In [1]:
import numpy as np
import pandas as pd
from scipy import stats

from vaderSentiment.vaderSentiment import SentimentIntensityAnalyzer

import watermark

%load_ext watermark
%watermark -n -v -m -g -iv

Python implementation: CPython
Python version       : 3.9.0
IPython version      : 7.19.0

Compiler    : Clang 12.0.0 (clang-1200.0.32.27)
OS          : Darwin
Release     : 20.1.0
Machine     : x86_64
Processor   : i386
CPU cores   : 12
Architecture: 64bit

Git hash: 

watermark: 2.1.0
scipy    : 1.5.4
pandas   : 1.1.4
numpy    : 1.19.4



To fully support reproduction of the results based on the information that is contained in our published data set, this notebook contains all calculations that are performed for the information that is displayed in the text of the manuscript. For the readers convenience, we have grouped this information per section of the manuscript.

# Results

## Within-subject CDS prevalence

Load demographic thresholds used to infer demographics based on M3 output.

In [2]:
from util import threshold, gender_thr, age_thr

Define a function that outputs all results of Welch's unequal variances t-test. The statistic and p-value are calculated using `scipy.stats.ttest_ind`. The degrees of freedom (df) is calculated using

$$ df = \frac{\left(\frac{s_D^2}{n_D}+\frac{s_R^2}{n_R}\right)^2}{\frac{\left(\frac{s_D^2}{n_D}\right)^2}{n_D-1}+\frac{\left(\frac{s_R^2}{n_R}\right)^2}{n_R-1}} $$

in which $s^2_D$ and $s^2_R$ are the variances of the input arrays $D$ and $R$, respectively. Moreover, $n_D$ and $n_R$ are the number of observations in the input arrays $D$ and $R$.

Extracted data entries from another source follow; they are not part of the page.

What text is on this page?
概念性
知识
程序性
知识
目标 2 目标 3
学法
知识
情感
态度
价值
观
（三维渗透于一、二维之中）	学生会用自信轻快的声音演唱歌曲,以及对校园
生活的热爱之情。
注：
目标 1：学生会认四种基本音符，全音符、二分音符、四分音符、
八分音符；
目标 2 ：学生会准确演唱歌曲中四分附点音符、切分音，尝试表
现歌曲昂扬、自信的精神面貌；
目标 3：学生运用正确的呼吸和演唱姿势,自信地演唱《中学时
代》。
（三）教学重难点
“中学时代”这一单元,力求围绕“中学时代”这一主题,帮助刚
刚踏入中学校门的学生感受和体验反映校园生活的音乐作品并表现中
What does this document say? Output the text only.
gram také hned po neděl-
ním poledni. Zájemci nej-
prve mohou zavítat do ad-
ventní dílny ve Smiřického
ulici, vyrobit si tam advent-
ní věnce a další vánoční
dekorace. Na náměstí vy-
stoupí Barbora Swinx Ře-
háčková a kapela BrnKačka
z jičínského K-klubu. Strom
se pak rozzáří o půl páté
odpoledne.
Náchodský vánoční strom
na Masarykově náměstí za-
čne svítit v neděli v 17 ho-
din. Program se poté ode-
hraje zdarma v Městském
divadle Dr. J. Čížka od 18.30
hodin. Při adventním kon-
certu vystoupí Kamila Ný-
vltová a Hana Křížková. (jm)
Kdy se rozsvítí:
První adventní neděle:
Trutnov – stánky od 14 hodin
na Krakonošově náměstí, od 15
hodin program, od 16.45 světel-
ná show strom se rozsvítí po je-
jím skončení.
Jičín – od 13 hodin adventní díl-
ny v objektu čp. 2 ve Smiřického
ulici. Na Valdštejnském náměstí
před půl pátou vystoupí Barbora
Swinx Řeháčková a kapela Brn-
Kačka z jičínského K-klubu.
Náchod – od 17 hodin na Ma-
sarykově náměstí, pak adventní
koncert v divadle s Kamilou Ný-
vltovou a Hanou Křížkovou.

The effect size is calculated using Cohen's $d$, which is defined as $d=\frac{\mu_D - \mu_R}{s}$, in which $\mu_D$ and $\mu_R$ denote the mean of the input arrays $D$ and $R$, respectively, and

$$ s = \sqrt{\frac{\left(n_D-1\right)\cdot s_D^2 + \left(n_R-1\right)\cdot s_R^2}{n_D+n_R-2}}$$

In [3]:
def annotate_stats(D, R, lab):
    W = stats.ttest_ind(D, R, equal_var=False)
    
    p1 = (D.var() / D.size + R.var() / R.size) ** 2
    p2 = (D.var() / D.size) ** 2 / (D.size - 1) + (R.var() / R.size) ** 2 / (R.size - 1)
    df = p1 / p2
    
    s = np.sqrt(((D.size - 1) * D.var() + (R.size - 1) * R.var()) / (D.size + R.size - 2))
    Cohens_d = (D.mean() - R.mean()) / s
    
    pstr = "P < 0.001" if W.pvalue < 0.001 else "P = {.3f}".format(W.pvalue)
    
    print("{}: $t={:.2f}$ $($df$={:.0f}); {};$ Cohen's $d={:.2f}$".format(lab, W.statistic, df, pstr, Cohens_d))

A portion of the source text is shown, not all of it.